Notícias - Meio AmbienteMPMG obtém condenação da Copasa por danos ambientais em Campina Verde, no Triângulo Mineiro
O Ministério Público de Minas Gerais (MPMG) obteve na Justiça a condenação da Companhia de Saneamento de Minas Gerais (Copasa) por danos ambientais provocados por um barramento construído no Rio Verde, utilizado na captação de água destinada ao abastecimento de Campina Verde, no Triângulo Mineiro.
A Justiça reconheceu a responsabilidade civil ambiental da Copasa e determinou que a empresa assegure a efetiva conectividade do rio e a passagem da fauna aquática, mediante solução validada pelo órgão ambiental competente. A companhia deverá apresentar toda a documentação técnica ao órgão responsável, cumprir as adaptações eventualmente determinadas e manter o monitoramento do sistema.
Na Ação Civil Pública proposta pela Promotoria de Justiça de Campina Verde, o MPMG aponta que uma estrutura, originalmente implantada sem mecanismo eficaz para a passagem dos peixes, impedia a migração durante a piracema e ocasionava a concentração e morte de espécimes nativos. Laudos técnicos, fotografias, vídeos, fiscalizações ambientais e um abaixo-assinado da comunidade comprovaram a repercussão ecológica e social do problema.
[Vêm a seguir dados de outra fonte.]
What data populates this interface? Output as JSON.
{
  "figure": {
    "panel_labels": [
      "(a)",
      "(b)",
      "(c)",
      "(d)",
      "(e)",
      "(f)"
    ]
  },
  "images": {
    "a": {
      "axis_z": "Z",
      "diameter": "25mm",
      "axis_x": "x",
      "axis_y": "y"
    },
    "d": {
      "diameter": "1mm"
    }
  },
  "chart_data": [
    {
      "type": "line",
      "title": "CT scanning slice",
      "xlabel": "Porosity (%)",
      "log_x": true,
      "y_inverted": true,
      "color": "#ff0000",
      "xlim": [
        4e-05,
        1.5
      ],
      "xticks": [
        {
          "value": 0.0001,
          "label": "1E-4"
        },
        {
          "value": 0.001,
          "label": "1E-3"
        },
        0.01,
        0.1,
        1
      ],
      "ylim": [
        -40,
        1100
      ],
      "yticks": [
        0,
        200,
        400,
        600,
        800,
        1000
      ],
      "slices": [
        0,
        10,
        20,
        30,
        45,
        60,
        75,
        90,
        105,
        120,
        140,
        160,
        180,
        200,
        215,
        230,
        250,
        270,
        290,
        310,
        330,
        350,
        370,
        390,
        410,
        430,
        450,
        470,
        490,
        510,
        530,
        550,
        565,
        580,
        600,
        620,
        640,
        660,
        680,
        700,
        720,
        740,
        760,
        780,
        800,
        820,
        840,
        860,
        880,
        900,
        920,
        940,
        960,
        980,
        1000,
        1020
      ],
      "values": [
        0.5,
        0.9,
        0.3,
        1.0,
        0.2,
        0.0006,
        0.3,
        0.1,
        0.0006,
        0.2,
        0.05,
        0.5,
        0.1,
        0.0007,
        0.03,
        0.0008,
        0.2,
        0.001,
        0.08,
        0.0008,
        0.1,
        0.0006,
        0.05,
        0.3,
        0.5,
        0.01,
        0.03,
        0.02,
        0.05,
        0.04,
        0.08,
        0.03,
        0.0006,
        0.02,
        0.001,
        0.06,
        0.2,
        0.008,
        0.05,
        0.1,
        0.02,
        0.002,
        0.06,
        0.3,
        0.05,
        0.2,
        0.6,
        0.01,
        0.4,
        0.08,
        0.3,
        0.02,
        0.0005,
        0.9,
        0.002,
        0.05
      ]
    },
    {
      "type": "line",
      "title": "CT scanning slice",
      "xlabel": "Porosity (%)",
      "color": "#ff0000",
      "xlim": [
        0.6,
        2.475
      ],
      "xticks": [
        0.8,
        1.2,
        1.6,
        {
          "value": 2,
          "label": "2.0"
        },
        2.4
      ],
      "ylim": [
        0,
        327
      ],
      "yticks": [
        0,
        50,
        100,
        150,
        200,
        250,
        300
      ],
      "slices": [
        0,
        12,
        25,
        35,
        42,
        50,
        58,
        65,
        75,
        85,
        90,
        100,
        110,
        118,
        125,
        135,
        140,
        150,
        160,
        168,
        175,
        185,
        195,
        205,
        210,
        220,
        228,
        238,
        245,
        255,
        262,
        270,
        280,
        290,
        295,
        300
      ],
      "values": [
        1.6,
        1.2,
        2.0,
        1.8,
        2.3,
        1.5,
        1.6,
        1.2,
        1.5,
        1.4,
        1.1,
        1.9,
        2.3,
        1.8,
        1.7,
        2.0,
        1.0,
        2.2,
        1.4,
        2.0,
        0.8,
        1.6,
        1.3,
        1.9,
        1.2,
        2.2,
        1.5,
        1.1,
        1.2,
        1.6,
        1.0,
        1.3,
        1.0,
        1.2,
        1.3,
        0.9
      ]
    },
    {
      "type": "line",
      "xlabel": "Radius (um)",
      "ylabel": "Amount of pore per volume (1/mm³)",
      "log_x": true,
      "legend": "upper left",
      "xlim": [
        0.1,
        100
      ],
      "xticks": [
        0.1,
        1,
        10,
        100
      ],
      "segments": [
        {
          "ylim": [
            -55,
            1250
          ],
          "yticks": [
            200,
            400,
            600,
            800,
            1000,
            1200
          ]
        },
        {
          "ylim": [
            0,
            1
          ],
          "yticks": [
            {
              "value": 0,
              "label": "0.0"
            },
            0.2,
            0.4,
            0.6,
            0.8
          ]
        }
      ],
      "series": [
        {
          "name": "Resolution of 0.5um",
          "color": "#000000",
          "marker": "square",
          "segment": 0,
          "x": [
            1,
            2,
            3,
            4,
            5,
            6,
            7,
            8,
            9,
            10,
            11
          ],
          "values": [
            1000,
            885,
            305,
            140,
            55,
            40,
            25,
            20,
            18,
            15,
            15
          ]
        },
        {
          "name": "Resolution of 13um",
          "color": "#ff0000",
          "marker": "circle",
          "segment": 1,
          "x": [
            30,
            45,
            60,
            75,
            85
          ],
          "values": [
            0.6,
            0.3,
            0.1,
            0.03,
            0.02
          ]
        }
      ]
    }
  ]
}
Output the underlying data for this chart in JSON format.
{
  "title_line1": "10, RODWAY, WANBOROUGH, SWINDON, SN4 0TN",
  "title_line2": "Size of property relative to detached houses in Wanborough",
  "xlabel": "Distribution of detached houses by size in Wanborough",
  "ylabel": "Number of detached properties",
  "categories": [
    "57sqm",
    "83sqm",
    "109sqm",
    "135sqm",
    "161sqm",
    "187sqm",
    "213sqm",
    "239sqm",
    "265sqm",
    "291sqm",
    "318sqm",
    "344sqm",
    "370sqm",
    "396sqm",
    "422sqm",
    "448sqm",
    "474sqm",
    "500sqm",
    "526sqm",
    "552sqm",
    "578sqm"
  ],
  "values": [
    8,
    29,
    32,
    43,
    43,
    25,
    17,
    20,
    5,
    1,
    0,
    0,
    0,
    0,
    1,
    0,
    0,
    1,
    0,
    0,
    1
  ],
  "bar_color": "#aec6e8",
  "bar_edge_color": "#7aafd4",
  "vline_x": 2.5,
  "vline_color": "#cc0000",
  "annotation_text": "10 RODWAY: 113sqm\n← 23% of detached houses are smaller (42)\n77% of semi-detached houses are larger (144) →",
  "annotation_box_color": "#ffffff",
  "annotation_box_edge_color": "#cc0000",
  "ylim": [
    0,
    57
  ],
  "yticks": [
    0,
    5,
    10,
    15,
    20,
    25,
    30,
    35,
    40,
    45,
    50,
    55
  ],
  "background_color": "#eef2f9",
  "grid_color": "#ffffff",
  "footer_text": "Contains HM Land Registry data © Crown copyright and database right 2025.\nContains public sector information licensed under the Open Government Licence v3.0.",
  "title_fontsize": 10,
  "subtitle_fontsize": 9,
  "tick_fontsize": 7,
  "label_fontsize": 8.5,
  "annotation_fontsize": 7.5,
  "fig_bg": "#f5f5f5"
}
Na decisão, publicada no último dia 16 de julho, a Justiça destaca que, o dano causado ao meio ambiente “ultrapassou os limites de irregularidade administrativa ou de inconveniente pontual. O barramento incidiu diretamente sobre curso d'água de relevância para a comunidade e para o abastecimento público. A ausência inicial de mecanismo eficaz afetou a migração reprodutiva e ocasionou episódios de mortandade de peixes durante a piracema”.
Ainda conforme o Poder Judiciário, o problema atingiu espécies nativas, alterou dinâmica ecológica do rio, provocou mau cheiro e gerou preocupação quanto à qualidade da água e à preservação da fauna.
Ação foi proposta há 14 anos
Para a Justiça, a duração da polêmica também é relevante. “A ação foi ajuizada em 2012 e, mesmo depois de realizadas obras, ainda não existe demonstração conclusiva de que o sistema tenha sido formalmente validado pelo órgão ambiental como suficiente para assegurar a conectividade ecológica necessária”.
A liminar obtida pelo MPMG obriga a empresa a contratar especialistas, realizar estudos e implantar solução para a transposição dos peixes. Ao longo do processo, a Promotoria de Justiça acompanhou o cumprimento das medidas, requisitou fiscalizações à Secretaria de Estado de Meio Ambiente e sustentou que a simples construção de uma estrutura não bastava, sendo indispensável comprovar tecnicamente sua efetiva eficiência ambiental.
A Copasa também foi condenada ao pagamento de R$ 1 milhão por dano moral coletivo ambiental.
Foi fixada, ainda, multa diária de R$ 3 mil, limitada inicialmente a R$ 1 milhão, para eventual descumprimento das novas obrigações, além da preservação da multa anterior de até R$ 200 mil pelo atraso no cumprimento da decisão liminar.